Friday, May 22, 2020

When the birds won't cooperate

you photograph something else, of course.

May is prime birding season in Ohio, with the neotropical migrants coming through, local birds nesting and gifting us with lots of adorable babies, and goldfinches showing off their ridiculously gorgeous breeding plumage. Yesterday's perambulations of two urban parks (okay, large parks, in the multiple hundred of acres) brought sightings of two species of woodpeckers, lots of finches, blackbirds, bluebirds, indigo buntings, scarlet tanagers, and at least one magnolia warbler. Of course, none of these birds would sit still to be photographed.

A return to the larger of the two parks this morning was a birding bust. The day was gray and misty, and the birds were hanging out in the trees or leaf litter and trying not to be seen, though their calls were everywhere.

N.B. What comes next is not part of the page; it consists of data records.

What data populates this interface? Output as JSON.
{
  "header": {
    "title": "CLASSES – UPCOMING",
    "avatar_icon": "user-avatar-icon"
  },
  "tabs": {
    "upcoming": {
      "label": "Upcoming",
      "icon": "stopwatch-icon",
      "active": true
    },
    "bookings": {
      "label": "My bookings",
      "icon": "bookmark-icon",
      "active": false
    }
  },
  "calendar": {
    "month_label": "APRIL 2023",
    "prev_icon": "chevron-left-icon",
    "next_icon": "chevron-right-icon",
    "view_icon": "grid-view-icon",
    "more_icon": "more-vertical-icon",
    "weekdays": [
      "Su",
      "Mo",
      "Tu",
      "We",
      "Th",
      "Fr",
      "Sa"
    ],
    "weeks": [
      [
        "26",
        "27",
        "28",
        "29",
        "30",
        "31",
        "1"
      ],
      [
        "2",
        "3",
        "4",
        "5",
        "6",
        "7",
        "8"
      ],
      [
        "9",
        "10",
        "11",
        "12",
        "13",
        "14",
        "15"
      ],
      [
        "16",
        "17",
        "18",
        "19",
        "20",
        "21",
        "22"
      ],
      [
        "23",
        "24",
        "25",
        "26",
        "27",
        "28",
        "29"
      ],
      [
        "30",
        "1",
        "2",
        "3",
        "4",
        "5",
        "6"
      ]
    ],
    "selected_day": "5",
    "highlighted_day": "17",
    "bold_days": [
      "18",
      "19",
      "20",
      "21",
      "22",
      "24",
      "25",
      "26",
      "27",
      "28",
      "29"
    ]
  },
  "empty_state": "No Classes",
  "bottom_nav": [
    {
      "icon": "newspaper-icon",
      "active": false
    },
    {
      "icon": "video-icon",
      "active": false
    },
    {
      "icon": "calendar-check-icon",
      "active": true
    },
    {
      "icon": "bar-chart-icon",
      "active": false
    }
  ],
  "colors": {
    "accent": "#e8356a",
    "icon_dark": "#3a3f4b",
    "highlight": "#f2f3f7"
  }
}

Still, no park perambulation is ever wasted.

Misty mornings are fine times to view a wet meadow,



and the approach to the Ellen Biddle Shipman-designed formal garden was perhaps even more romantic than usual.



Droplets from last night's rain were still hanging on an old copper beech



and the fallen blossoms of cherries and crabapples were making quite a lovely mess.




A tree of a species I did not recognize (locust, maybe?) was trying to grow leaves right out of its trunk,





and its bark was a world of its own.





Not a bad way to spend an hour or two.